James Madison Papers

To James Madison from Caesar Augustus Rodney, 10 June 1807

ca. June 10, 1807

Dear Sir,

I have read & considered the case stated in your letter of the 28th: April on the subject of a Patent issued under a mistake, in consequence of a Virginia military land warrant, "located on lands, which had been previously & regularly located by others".

The patent thus issued can be of no effect. It is I conceive null & void. The identical land, by the Same metes & bounds, having been previously granted according to law, by the United States, to other individuals, no subsequent act, on the part of the United States, could possibly affect, the prior title to the premises derived from their own patent. The use & object of a patent, is to complete & render perfect a title to lands, being the formal instrument established by law, for this purpose.
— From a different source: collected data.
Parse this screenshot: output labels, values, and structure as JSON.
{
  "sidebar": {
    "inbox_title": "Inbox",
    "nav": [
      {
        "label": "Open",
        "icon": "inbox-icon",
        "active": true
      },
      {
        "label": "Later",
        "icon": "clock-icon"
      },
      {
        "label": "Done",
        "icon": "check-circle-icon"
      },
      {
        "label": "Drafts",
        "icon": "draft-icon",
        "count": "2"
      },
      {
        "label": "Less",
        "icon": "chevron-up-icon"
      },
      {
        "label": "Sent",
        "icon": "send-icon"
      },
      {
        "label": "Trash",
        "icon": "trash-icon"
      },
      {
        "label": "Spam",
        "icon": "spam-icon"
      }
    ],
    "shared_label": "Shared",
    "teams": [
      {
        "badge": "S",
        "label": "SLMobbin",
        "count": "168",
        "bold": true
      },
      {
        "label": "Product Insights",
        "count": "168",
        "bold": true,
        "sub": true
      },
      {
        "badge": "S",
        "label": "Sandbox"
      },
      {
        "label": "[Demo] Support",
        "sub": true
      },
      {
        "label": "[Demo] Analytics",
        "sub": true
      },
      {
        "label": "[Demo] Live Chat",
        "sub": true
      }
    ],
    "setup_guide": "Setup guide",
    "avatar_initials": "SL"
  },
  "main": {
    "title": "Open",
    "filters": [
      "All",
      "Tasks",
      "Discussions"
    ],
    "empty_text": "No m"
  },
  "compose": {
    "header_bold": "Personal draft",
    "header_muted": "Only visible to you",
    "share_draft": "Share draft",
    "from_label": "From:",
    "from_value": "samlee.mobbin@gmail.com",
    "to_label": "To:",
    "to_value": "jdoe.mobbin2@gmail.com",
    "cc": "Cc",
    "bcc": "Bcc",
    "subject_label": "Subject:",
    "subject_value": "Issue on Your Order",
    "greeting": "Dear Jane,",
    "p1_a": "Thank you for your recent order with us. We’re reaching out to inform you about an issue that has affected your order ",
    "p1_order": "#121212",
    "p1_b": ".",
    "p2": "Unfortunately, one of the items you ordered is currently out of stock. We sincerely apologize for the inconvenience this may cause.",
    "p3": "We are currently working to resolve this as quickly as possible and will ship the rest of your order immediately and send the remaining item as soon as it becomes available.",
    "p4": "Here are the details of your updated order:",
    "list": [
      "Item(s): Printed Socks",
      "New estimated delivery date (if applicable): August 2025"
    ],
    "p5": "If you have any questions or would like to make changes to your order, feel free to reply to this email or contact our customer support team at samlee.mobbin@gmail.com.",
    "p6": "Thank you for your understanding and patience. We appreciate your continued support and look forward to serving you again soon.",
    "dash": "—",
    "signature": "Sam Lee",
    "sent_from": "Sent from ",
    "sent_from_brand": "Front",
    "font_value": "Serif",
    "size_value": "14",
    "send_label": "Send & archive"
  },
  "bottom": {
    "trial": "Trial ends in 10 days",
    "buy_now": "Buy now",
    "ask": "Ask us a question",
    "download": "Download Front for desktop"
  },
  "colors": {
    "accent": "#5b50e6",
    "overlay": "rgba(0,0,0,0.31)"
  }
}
But if the title of the United States to the same lands has been before parted with by Patent, & vested in prior purchasers or warrantees, it must be extremely obvious, that the Patent cannot operate on lands thus previously granted. It cannot then accomplish the object for which it issued, in consequence of the mistake committed in attempting to grant lands, before granted. Nor can it produce any effect. It is therefore a void act to all intents & purposes. If there were any shadow of interest in the papers, the U. States by whom it was delivered, & the person in whose name it issued, are the only parties concerned. They have therefore undoubtedly the right to cancel the patent, & to retrace all the previous steps which lead them into the error, provided at no stage they affect the interests of third persons. I consider in all cases where a mistake of this kind happens it is just & fair on the part of the U. States to correct it, as soon as it is discovered, with the privity & consent of all parties interested. I would only recommend accuracy & attention to the locations & surveys, in order to be certain of the identity of the lands with respect to which mistakes may happen in the issuing of Patents. Yours very respectfully

C. A. Rodney

DNA: RG 94--Letters Sent by the Office of the Adjutant General.